Scott rushed to the hospital. One look at the face of the ER doctor told him his patient hadn’t made it.
“Waiting for my patient’s wife in the waiting room of the ER, I felt like I was in a bubble,” he recalls. “I remember thinking, How could that be? He was one of my good friends, and he had said he felt fine. I just saw him in my office. How could he be dead now?”
2: Within a year, he had lost two female patients. One had died in her sleep, and the other one was hiking with her family and collapsed on a mountain trail.
“The most stunning thing about these stories is that all three of them were in their 40s,” Scott and Vince write.
Each of them had visited Scott’s office within 90 days of their passing. Each of them told him they felt “fine.” And now, each of them was dead.
“As you can imagine,” Scott reflects, “I was doing everything I knew to be a great doctor, and these three deaths were devastating and had me searching for answers.”

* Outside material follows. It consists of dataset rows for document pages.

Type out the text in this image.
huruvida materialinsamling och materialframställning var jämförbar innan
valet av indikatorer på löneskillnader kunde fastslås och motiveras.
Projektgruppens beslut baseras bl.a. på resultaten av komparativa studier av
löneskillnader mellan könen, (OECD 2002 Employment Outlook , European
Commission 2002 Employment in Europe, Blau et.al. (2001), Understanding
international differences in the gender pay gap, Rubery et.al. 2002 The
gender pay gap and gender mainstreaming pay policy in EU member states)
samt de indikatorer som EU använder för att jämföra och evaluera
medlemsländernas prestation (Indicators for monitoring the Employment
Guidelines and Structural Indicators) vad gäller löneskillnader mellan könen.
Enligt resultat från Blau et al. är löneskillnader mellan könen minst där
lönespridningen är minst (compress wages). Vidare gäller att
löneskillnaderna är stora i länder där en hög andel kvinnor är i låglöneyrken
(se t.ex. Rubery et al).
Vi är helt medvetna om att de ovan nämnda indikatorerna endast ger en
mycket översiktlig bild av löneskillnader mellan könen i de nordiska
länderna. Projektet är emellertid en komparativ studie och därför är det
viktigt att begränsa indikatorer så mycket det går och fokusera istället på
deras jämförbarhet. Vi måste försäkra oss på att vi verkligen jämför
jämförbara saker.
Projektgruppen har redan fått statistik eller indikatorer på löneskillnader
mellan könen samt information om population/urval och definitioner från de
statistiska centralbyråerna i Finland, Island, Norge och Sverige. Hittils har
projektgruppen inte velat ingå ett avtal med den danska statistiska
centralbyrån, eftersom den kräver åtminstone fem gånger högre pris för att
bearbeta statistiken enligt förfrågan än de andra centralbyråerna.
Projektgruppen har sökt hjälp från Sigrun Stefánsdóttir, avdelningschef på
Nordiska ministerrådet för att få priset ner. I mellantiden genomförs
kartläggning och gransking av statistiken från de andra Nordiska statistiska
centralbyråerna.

Which led him to a key insight: “There is a 5- to 15-year window before the heart attack or stroke during which it could have been averted.”
3: Scott’s epiphany aligns with a new approach to medicine. What Dr. Peter Attia calls “Medicine 3.0.”
Our entire healthcare system, or Medicine 2.0, is focused on healing patients when they get sick.
We treat someone after they have a heart attack.
Or after they are diagnosed with cancer. Or diabetes. Or Alzheimer’s disease.
Medicine 3.0 takes an altogether different approach.
Rather than treating the heart attack after it occurs, the goal is to avoid that first heart attack. Or to prevent someone from getting on the path to Alzheimer’s disease.
Medicine 2.0’s biggest failure ” is attempting to treat all these conditions at the wrong end of the timescale,” Peter writes in his book Outlive: The Science and Art of Longevity, “after they are entrenched—rather than before they take root.
“As a result, we ignore important warning signs and miss opportunities to intervene at a point where we still have a chance to beat back these diseases, improve health, and potentially extend lifespan.”
Chronic diseases like heart disease, cancer, neurodegenerative disease, and type 2 diabetes build slowly over time. Once they become established, it’s often too late.
Which is why Medicine 3.0 focuses on prevention.
The goal is “not to patch people up and get them out the door, removing their tumors and hoping for the best, but rather to prevent the tumors from appearing and spreading in the first place.”
Reflection: How might I change my mindset regarding my health to focus more on prevention than treatment?
Action: Discuss with a colleague, friend, or family member.